In deze zaak heeft de kantonrechter van de Rechtbank Noord-Holland op 19 februari 2021 uitspraak gedaan in een beroep tegen een administratieve sanctie opgelegd aan de betrokkene. De betrokkene had een boete ontvangen voor het handelen in strijd met een gesloten verklaring in beide richtingen. De betrokkene heeft beroep ingesteld bij de officier van justitie, die het beroep ongegrond verklaarde. Hierop heeft de betrokkene beroep ingesteld bij de kantonrechter.
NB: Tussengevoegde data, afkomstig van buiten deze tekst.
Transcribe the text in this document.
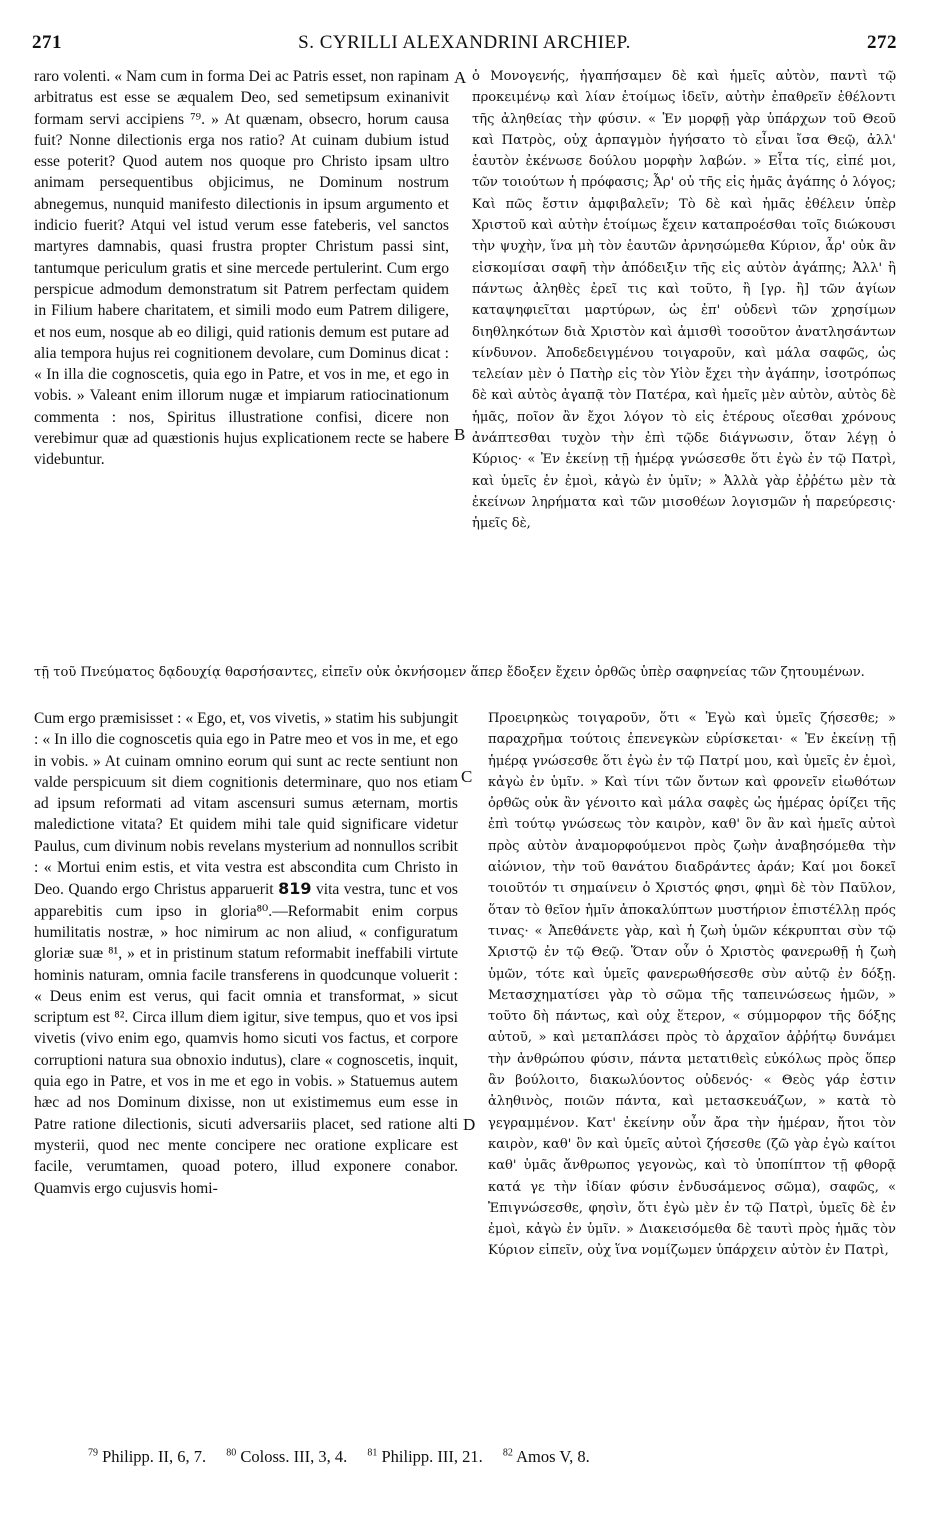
271	S. CYRILLI ALEXANDRINI ARCHIEP.	272
raro volenti. « Nam cum in forma Dei ac Patris esset, non rapinam arbitratus est esse se æqualem Deo, sed semetipsum exinanivit formam servi accipiens ⁷⁹. » At quænam, obsecro, horum causa fuit? Nonne dilectionis erga nos ratio? At cuinam dubium istud esse poterit? Quod autem nos quoque pro Christo ipsam ultro animam persequentibus objicimus, ne Dominum nostrum abnegemus, nunquid manifesto dilectionis in ipsum argumento et indicio fuerit? Atqui vel istud verum esse fateberis, vel sanctos martyres damnabis, quasi frustra propter Christum passi sint, tantumque periculum gratis et sine mercede pertulerint. Cum ergo perspicue admodum demonstratum sit Patrem perfectam quidem in Filium habere charitatem, et simili modo eum Patrem diligere, et nos eum, nosque ab eo diligi, quid rationis demum est putare ad alia tempora hujus rei cognitionem devolare, cum Dominus dicat : « In illa die cognoscetis, quia ego in Patre, et vos in me, et ego in vobis. » Valeant enim illorum nugæ et impiarum ratiocinationum commenta : nos, Spiritus illustratione confisi, dicere non verebimur quæ ad quæstionis hujus explicationem recte se habere videbuntur.
ὁ Μονογενής, ἠγαπήσαμεν δὲ καὶ ἡμεῖς αὐτὸν, παντὶ τῷ προκειμένῳ καὶ λίαν ἑτοίμως ἰδεῖν, αὐτὴν ἐπαθρεῖν ἐθέλοντι τῆς ἀληθείας τὴν φύσιν. « Ἐν μορφῇ γὰρ ὑπάρχων τοῦ Θεοῦ καὶ Πατρὸς, οὐχ ἁρπαγμὸν ἡγήσατο τὸ εἶναι ἴσα Θεῷ, ἀλλ' ἑαυτὸν ἐκένωσε δούλου μορφὴν λαβών. » Εἶτα τίς, εἰπέ μοι, τῶν τοιούτων ἡ πρόφασις; Ἆρ' οὐ τῆς εἰς ἡμᾶς ἀγάπης ὁ λόγος; Καὶ πῶς ἔστιν ἀμφιβαλεῖν; Τὸ δὲ καὶ ἡμᾶς ἐθέλειν ὑπὲρ Χριστοῦ καὶ αὐτὴν ἑτοίμως ἔχειν καταπροέσθαι τοῖς διώκουσι τὴν ψυχὴν, ἵνα μὴ τὸν ἑαυτῶν ἀρνησώμεθα Κύριον, ἆρ' οὐκ ἂν εἰσκομίσαι σαφῆ τὴν ἀπόδειξιν τῆς εἰς αὐτὸν ἀγάπης; Ἀλλ' ἢ πάντως ἀληθὲς ἐρεῖ τις καὶ τοῦτο, ἢ [γρ. ἢ] τῶν ἁγίων καταψηφιεῖται μαρτύρων, ὡς ἐπ' οὐδενὶ τῶν χρησίμων διηθληκότων διὰ Χριστὸν καὶ ἀμισθὶ τοσοῦτον ἀνατλησάντων κίνδυνον. Ἀποδεδειγμένου τοιγαροῦν, καὶ μάλα σαφῶς, ὡς τελείαν μὲν ὁ Πατὴρ εἰς τὸν Υἱὸν ἔχει τὴν ἀγάπην, ἰσοτρόπως δὲ καὶ αὐτὸς ἀγαπᾷ τὸν Πατέρα, καὶ ἡμεῖς μὲν αὐτὸν, αὐτὸς δὲ ἡμᾶς, ποῖον ἂν ἔχοι λόγον τὸ εἰς ἑτέρους οἴεσθαι χρόνους ἀνάπτεσθαι τυχὸν τὴν ἐπὶ τῷδε διάγνωσιν, ὅταν λέγῃ ὁ Κύριος· « Ἐν ἐκείνῃ τῇ ἡμέρᾳ γνώσεσθε ὅτι ἐγὼ ἐν τῷ Πατρὶ, καὶ ὑμεῖς ἐν ἐμοὶ, κἀγὼ ἐν ὑμῖν; » Ἀλλὰ γὰρ ἐῤῥέτω μὲν τὰ ἐκείνων ληρήματα καὶ τῶν μισοθέων λογισμῶν ἡ παρεύρεσις· ἡμεῖς δὲ,
A
B
C
D
τῇ τοῦ Πνεύματος δᾳδουχίᾳ θαρσήσαντες, εἰπεῖν οὐκ ὀκνήσομεν ἅπερ ἔδοξεν ἔχειν ὀρθῶς ὑπὲρ σαφηνείας τῶν ζητουμένων.
Cum ergo præmisisset : « Ego, et, vos vivetis, » statim his subjungit : « In illo die cognoscetis quia ego in Patre meo et vos in me, et ego in vobis. » At cuinam omnino eorum qui sunt ac recte sentiunt non valde perspicuum sit diem cognitionis determinare, quo nos etiam ad ipsum reformati ad vitam ascensuri sumus æternam, mortis maledictione vitata? Et quidem mihi tale quid significare videtur Paulus, cum divinum nobis revelans mysterium ad nonnullos scribit : « Mortui enim estis, et vita vestra est abscondita cum Christo in Deo. Quando ergo Christus apparuerit 819 vita vestra, tunc et vos apparebitis cum ipso in gloria⁸⁰.—Reformabit enim corpus humilitatis nostræ, » hoc nimirum ac non aliud, « configuratum gloriæ suæ ⁸¹, » et in pristinum statum reformabit ineffabili virtute hominis naturam, omnia facile transferens in quodcunque voluerit : « Deus enim est verus, qui facit omnia et transformat, » sicut scriptum est ⁸². Circa illum diem igitur, sive tempus, quo et vos ipsi vivetis (vivo enim ego, quamvis homo sicuti vos factus, et corpore corruptioni natura sua obnoxio indutus), clare « cognoscetis, inquit, quia ego in Patre, et vos in me et ego in vobis. » Statuemus autem hæc ad nos Dominum dixisse, non ut existimemus eum esse in Patre ratione dilectionis, sicuti adversariis placet, sed ratione alti mysterii, quod nec mente concipere nec oratione explicare est facile, verumtamen, quoad potero, illud exponere conabor. Quamvis ergo cujusvis homi-
Προειρηκὼς τοιγαροῦν, ὅτι « Ἐγὼ καὶ ὑμεῖς ζήσεσθε; » παραχρῆμα τούτοις ἐπενεγκὼν εὑρίσκεται· « Ἐν ἐκείνῃ τῇ ἡμέρᾳ γνώσεσθε ὅτι ἐγὼ ἐν τῷ Πατρί μου, καὶ ὑμεῖς ἐν ἐμοὶ, κἀγὼ ἐν ὑμῖν. » Καὶ τίνι τῶν ὄντων καὶ φρονεῖν εἰωθότων ὀρθῶς οὐκ ἂν γένοιτο καὶ μάλα σαφὲς ὡς ἡμέρας ὁρίζει τῆς ἐπὶ τούτῳ γνώσεως τὸν καιρὸν, καθ' ὃν ἂν καὶ ἡμεῖς αὐτοὶ πρὸς αὐτὸν ἀναμορφούμενοι πρὸς ζωὴν ἀναβησόμεθα τὴν αἰώνιον, τὴν τοῦ θανάτου διαδράντες ἀράν; Καί μοι δοκεῖ τοιοῦτόν τι σημαίνειν ὁ Χριστός φησι, φημὶ δὲ τὸν Παῦλον, ὅταν τὸ θεῖον ἡμῖν ἀποκαλύπτων μυστήριον ἐπιστέλλῃ πρός τινας· « Ἀπεθάνετε γὰρ, καὶ ἡ ζωὴ ὑμῶν κέκρυπται σὺν τῷ Χριστῷ ἐν τῷ Θεῷ. Ὅταν οὖν ὁ Χριστὸς φανερωθῇ ἡ ζωὴ ὑμῶν, τότε καὶ ὑμεῖς φανερωθήσεσθε σὺν αὐτῷ ἐν δόξῃ. Μετασχηματίσει γὰρ τὸ σῶμα τῆς ταπεινώσεως ἡμῶν, » τοῦτο δὴ πάντως, καὶ οὐχ ἕτερον, « σύμμορφον τῆς δόξης αὐτοῦ, » καὶ μεταπλάσει πρὸς τὸ ἀρχαῖον ἀῤῥήτῳ δυνάμει τὴν ἀνθρώπου φύσιν, πάντα μετατιθεὶς εὐκόλως πρὸς ὅπερ ἂν βούλοιτο, διακωλύοντος οὐδενός· « Θεὸς γάρ ἐστιν ἀληθινὸς, ποιῶν πάντα, καὶ μετασκευάζων, » κατὰ τὸ γεγραμμένον. Κατ' ἐκείνην οὖν ἄρα τὴν ἡμέραν, ἤτοι τὸν καιρὸν, καθ' ὃν καὶ ὑμεῖς αὐτοὶ ζήσεσθε (ζῶ γὰρ ἐγὼ καίτοι καθ' ὑμᾶς ἄνθρωπος γεγονὼς, καὶ τὸ ὑποπίπτον τῇ φθορᾷ κατά γε τὴν ἰδίαν φύσιν ἐνδυσάμενος σῶμα), σαφῶς, « Ἐπιγνώσεσθε, φησὶν, ὅτι ἐγὼ μὲν ἐν τῷ Πατρὶ, ὑμεῖς δὲ ἐν ἐμοὶ, κἀγὼ ἐν ὑμῖν. » Διακεισόμεθα δὲ ταυτὶ πρὸς ἡμᾶς τὸν Κύριον εἰπεῖν, οὐχ ἵνα νομίζωμεν ὑπάρχειν αὐτὸν ἐν Πατρὶ,
$^{79}$ Philipp. II, 6, 7. $^{80}$ Coloss. III, 3, 4. $^{81}$ Philipp. III, 21. $^{82}$ Amos V, 8.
De zitting vond plaats op 12 februari 2021, waar zowel de vertegenwoordiger van de officier van justitie als de gemachtigde van de betrokkene aanwezig waren. De kantonrechter heeft de zaak beoordeeld aan de hand van de feiten en de ingediende stukken. De gedraging die aan de boete ten grondslag ligt, was vastgesteld aan de hand van een foto gemaakt door een flitspaal, waarop het voertuig van de betrokkene zichtbaar was, maar niet het bijbehorende C-bord.
De kantonrechter heeft overwogen dat, hoewel het C-bord niet zichtbaar was op de foto, er andere bewijsstukken waren die bevestigden dat het bord ten tijde van de gedraging aanwezig was. Dit betrof schouwfoto's van de gemeente die aantoonden dat de bebording op de relevante data aanwezig was. De kantonrechter oordeelde dat de betrokkene niet kon aantonen dat er sprake was van een fuik en dat de verkeerssituatie voldoende gelegenheid bood om de geslotenverklaring te ontwijken. Het beroep werd ongegrond verklaard en er werden geen proceskosten toegewezen.
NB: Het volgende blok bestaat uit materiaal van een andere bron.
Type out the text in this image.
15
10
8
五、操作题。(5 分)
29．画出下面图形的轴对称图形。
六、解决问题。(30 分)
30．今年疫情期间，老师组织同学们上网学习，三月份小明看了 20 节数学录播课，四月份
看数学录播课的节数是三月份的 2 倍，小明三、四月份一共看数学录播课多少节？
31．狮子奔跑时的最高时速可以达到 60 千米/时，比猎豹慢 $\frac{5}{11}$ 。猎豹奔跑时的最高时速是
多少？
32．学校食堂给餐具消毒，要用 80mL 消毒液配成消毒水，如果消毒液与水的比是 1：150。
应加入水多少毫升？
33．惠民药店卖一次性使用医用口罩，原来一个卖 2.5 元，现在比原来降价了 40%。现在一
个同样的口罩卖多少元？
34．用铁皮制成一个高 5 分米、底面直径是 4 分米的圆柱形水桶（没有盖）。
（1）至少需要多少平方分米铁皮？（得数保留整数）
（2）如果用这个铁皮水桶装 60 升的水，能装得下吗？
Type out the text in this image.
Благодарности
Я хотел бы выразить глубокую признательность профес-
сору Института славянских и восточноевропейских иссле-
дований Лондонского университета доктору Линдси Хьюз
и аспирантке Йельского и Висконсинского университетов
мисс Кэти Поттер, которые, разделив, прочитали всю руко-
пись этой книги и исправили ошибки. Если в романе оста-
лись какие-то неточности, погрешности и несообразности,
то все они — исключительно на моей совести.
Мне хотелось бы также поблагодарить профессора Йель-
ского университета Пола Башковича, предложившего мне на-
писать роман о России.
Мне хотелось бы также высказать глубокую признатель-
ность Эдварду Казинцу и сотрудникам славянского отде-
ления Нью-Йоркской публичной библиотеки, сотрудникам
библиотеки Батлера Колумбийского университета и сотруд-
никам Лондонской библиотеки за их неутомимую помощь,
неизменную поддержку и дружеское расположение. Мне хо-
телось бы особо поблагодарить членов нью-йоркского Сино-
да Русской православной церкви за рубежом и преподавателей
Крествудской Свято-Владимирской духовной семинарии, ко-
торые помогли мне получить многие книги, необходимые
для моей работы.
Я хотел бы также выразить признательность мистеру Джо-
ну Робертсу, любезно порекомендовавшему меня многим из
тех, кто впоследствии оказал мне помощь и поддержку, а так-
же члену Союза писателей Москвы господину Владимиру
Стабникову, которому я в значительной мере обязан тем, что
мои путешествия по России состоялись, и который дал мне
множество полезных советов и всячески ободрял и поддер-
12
De uitspraak benadrukt de verantwoordelijkheid van weggebruikers om attent te zijn op verkeersborden en dat er geen rechtsregel is die vereist dat een geslotenverklaring met vooraankondigingsborden wordt aangekondigd. De kantonrechter concludeerde dat de betrokkene niet aannemelijk had gemaakt dat er sprake was van een onredelijke verkeerssituatie.